Wednesday, September 1, 2010

NFL's little-known 85% rule

If you thought the Redskins' pair of trades with the St. Louis Rams earlier this week seemed a bit odd, you're not the only one. There appears that there could be some rule-bending as well.

The NFL Players Association is looking into a pair of trades from earlier this week between the Washington Redskins and the St. Louis Rams. It appears as though the Redskins and Rams might have been circumventing a little-known rule that guarantees any drafted rookie a portion of his contract upon his release, according to a report on ESPN by Chris Mortensen.

In the current uncapped year, a team must pay a drafted rookie 85 percent of his first-year minimum-wage $310,000 salary if the team chooses to release the player. But by shipping the rookie to another team and allowing that new team to then release him, the original team doesn't lose any money. And that appears to be what happened this week -- twice bewtween the Redskins and Rams and possibily again between the Cardinals and Eagles.

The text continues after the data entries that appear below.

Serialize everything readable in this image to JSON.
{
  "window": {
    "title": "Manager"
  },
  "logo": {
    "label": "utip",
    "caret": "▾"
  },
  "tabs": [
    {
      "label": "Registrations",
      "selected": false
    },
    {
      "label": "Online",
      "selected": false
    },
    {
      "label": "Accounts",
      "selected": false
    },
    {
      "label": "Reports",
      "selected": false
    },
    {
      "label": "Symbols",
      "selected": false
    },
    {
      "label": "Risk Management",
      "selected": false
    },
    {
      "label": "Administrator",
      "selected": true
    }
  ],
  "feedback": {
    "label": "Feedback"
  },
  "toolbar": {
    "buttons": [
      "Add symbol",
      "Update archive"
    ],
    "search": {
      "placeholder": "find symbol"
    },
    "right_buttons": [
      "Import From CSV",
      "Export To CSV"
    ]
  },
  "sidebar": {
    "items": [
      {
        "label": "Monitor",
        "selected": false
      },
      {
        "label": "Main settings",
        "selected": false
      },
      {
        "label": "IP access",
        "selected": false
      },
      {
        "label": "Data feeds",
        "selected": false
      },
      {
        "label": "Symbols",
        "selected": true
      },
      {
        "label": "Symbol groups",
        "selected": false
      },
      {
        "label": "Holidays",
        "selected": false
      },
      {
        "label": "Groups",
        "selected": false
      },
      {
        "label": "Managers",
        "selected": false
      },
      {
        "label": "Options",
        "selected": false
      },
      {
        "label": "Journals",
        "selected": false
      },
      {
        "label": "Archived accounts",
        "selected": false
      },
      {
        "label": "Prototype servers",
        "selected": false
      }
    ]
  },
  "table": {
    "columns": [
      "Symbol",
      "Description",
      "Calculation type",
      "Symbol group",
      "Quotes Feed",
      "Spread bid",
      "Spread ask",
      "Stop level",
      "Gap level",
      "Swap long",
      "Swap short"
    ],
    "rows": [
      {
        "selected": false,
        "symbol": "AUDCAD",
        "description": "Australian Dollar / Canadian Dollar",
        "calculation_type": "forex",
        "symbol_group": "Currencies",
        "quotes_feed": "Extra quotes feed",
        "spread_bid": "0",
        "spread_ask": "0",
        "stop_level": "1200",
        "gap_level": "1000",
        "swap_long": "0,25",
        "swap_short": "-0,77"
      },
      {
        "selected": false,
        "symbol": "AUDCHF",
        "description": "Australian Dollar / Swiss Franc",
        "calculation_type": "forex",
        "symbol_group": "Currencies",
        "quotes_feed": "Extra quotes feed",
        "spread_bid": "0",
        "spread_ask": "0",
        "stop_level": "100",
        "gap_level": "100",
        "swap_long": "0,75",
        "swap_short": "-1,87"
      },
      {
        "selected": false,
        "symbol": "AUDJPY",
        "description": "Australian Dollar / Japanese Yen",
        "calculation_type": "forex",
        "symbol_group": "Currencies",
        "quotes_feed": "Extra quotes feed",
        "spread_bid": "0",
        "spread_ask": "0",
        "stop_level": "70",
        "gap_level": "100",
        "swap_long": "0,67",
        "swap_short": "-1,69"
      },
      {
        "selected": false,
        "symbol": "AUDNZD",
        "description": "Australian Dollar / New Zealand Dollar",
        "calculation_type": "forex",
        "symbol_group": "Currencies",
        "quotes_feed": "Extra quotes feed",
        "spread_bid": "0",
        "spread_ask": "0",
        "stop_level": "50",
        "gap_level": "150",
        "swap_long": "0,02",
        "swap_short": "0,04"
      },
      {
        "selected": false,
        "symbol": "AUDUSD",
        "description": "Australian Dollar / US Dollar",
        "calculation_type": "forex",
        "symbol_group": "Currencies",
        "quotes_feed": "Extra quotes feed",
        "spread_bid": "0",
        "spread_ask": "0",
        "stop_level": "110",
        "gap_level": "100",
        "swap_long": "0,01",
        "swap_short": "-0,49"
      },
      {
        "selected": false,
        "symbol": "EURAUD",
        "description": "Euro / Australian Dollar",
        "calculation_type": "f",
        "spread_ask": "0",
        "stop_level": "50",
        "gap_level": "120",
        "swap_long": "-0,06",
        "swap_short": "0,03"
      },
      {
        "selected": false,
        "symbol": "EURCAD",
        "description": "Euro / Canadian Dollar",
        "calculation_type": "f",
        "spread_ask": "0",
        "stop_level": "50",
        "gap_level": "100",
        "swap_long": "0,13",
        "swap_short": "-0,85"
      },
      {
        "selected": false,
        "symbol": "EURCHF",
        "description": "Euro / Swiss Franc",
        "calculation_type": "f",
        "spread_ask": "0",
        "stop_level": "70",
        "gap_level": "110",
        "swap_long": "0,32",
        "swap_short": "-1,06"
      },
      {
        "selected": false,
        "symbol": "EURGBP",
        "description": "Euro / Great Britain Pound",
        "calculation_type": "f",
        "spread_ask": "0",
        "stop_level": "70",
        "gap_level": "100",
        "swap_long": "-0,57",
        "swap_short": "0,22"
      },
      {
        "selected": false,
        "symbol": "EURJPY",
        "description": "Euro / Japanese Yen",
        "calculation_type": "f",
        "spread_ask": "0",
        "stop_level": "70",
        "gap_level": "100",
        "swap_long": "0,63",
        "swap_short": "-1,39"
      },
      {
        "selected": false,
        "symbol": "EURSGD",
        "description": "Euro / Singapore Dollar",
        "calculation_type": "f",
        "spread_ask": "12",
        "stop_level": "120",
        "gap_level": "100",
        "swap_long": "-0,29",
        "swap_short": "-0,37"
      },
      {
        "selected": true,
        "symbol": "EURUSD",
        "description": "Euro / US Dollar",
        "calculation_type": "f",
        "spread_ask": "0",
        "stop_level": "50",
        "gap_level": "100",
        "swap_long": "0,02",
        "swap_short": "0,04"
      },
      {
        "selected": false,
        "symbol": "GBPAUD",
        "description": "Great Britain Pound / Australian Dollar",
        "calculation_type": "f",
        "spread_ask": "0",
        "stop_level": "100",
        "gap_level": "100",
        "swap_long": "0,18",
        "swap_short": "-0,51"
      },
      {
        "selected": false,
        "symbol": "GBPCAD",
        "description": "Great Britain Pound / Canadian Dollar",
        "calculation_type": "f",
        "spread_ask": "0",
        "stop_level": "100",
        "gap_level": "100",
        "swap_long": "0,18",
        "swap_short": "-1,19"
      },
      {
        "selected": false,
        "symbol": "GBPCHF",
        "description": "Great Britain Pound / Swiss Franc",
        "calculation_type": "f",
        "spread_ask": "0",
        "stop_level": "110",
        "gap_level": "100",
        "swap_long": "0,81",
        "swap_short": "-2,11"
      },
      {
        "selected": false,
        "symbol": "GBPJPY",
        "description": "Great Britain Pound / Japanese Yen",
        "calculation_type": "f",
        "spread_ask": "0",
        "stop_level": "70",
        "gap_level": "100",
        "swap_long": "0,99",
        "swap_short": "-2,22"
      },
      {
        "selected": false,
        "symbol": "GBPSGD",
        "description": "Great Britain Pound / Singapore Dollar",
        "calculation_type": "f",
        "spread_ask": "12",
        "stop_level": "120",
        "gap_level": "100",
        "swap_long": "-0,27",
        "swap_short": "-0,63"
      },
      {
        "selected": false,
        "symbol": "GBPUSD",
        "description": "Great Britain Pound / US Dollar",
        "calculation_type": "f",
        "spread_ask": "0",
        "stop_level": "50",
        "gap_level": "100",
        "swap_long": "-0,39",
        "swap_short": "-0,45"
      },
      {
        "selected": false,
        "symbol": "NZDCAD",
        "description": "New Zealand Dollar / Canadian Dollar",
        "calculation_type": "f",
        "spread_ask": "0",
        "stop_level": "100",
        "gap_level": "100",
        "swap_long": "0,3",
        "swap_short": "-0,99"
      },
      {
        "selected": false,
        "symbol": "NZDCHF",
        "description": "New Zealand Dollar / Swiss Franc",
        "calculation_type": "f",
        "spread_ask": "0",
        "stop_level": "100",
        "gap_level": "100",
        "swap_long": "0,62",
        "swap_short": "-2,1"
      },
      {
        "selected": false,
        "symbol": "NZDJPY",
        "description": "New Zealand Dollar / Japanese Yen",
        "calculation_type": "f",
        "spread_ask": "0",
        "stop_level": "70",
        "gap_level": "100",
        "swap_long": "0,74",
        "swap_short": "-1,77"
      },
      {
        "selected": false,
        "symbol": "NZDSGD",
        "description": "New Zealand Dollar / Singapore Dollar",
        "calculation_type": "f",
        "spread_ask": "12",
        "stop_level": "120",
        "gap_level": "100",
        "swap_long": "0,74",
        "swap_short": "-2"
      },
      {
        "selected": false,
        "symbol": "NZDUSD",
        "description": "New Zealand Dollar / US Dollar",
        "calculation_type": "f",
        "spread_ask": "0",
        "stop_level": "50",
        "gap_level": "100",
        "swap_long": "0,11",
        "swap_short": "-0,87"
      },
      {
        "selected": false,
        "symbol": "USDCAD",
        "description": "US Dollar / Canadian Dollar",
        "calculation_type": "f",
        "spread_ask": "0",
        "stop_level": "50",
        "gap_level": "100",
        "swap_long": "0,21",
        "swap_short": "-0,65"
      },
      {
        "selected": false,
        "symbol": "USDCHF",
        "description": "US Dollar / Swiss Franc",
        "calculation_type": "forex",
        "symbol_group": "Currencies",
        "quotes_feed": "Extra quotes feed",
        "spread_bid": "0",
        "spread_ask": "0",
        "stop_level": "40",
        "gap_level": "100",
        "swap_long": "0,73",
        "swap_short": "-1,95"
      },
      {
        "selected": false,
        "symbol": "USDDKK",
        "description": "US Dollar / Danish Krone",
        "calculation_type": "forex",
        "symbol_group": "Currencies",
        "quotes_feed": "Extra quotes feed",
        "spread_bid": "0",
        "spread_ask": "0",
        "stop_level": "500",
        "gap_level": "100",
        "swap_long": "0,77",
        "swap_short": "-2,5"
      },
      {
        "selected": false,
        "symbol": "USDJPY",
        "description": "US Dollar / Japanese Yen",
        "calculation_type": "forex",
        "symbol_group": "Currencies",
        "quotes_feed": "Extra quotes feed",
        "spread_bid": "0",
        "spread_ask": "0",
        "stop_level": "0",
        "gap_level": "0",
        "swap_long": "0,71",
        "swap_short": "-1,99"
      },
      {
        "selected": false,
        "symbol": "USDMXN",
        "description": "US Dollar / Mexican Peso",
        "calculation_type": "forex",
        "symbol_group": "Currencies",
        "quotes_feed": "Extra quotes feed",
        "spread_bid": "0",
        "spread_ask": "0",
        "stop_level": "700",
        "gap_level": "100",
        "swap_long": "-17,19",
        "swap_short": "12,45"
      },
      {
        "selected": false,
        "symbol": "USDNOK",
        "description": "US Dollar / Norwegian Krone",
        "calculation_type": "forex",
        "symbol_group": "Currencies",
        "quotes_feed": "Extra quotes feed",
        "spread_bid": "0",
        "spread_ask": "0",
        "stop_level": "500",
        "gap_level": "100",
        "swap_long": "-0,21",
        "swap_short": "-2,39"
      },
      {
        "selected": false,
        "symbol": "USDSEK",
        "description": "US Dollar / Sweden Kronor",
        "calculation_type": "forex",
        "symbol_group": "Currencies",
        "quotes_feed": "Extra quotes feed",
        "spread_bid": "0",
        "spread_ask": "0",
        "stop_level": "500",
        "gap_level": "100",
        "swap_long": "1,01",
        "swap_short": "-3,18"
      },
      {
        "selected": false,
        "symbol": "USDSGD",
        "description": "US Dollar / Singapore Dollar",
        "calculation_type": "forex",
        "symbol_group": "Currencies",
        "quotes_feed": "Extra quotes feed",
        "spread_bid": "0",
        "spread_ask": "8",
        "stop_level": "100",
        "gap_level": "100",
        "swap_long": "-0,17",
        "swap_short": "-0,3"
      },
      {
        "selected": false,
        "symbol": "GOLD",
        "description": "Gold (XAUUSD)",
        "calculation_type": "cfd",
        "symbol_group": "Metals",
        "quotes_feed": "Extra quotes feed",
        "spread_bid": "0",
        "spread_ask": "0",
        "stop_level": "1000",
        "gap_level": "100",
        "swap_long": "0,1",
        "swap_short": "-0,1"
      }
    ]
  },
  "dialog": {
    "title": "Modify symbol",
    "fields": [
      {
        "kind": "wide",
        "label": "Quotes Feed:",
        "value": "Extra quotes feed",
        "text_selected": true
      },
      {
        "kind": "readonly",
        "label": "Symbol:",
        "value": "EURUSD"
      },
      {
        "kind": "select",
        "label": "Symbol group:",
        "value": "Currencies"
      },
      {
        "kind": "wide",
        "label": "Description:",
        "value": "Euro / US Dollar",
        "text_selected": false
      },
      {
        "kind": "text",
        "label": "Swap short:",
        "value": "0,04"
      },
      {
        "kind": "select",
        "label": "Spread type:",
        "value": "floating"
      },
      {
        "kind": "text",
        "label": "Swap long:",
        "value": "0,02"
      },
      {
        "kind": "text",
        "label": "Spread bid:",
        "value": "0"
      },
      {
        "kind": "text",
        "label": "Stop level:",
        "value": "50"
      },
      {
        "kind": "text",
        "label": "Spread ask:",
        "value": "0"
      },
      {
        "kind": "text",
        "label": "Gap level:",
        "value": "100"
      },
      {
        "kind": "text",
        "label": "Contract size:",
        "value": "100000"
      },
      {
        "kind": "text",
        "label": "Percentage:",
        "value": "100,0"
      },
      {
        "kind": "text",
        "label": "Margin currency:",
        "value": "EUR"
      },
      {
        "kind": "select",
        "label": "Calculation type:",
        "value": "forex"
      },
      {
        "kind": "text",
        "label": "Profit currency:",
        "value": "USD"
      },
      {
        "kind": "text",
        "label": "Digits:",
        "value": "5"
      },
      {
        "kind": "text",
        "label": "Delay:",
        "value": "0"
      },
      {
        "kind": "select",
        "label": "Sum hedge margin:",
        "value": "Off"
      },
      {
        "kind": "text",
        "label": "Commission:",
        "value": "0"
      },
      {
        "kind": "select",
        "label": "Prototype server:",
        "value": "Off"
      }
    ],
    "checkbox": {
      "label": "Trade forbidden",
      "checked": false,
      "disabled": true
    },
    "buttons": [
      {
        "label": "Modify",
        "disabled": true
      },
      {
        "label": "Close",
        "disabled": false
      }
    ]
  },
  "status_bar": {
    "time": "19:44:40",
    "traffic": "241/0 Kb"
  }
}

The Redskins sent tight end Dennis Morris, their sixth-round draft pick, to the Rams. Coach Mike Shanahan said Morris was not going to make Washington's roster. He's still on the Rams' roster, but according to the report, he will not survive Saturday's cuts.

In a separate trade, the Rams sent the Redskins their fifth-round draft pick, linebacker Hall Davis. But the Redskins released Davis on Tuesday after just one practice. According to the ESPN report, Davis will not receive the $272,000 he would have been paid had the Rams simply released him.

The 85-percent rule applies only to rookies who were drafted in April. There are other quirks -- if a drafted rookie is waived by a team and re-signed by the original club to its practice squad, he will get the difference of the practice squad minimum of $80,000 and the minimum-wage $310,000 -- or $230,000.

The story cited unnamed league and union sources, and undoubtedly the union is monitoring the situation.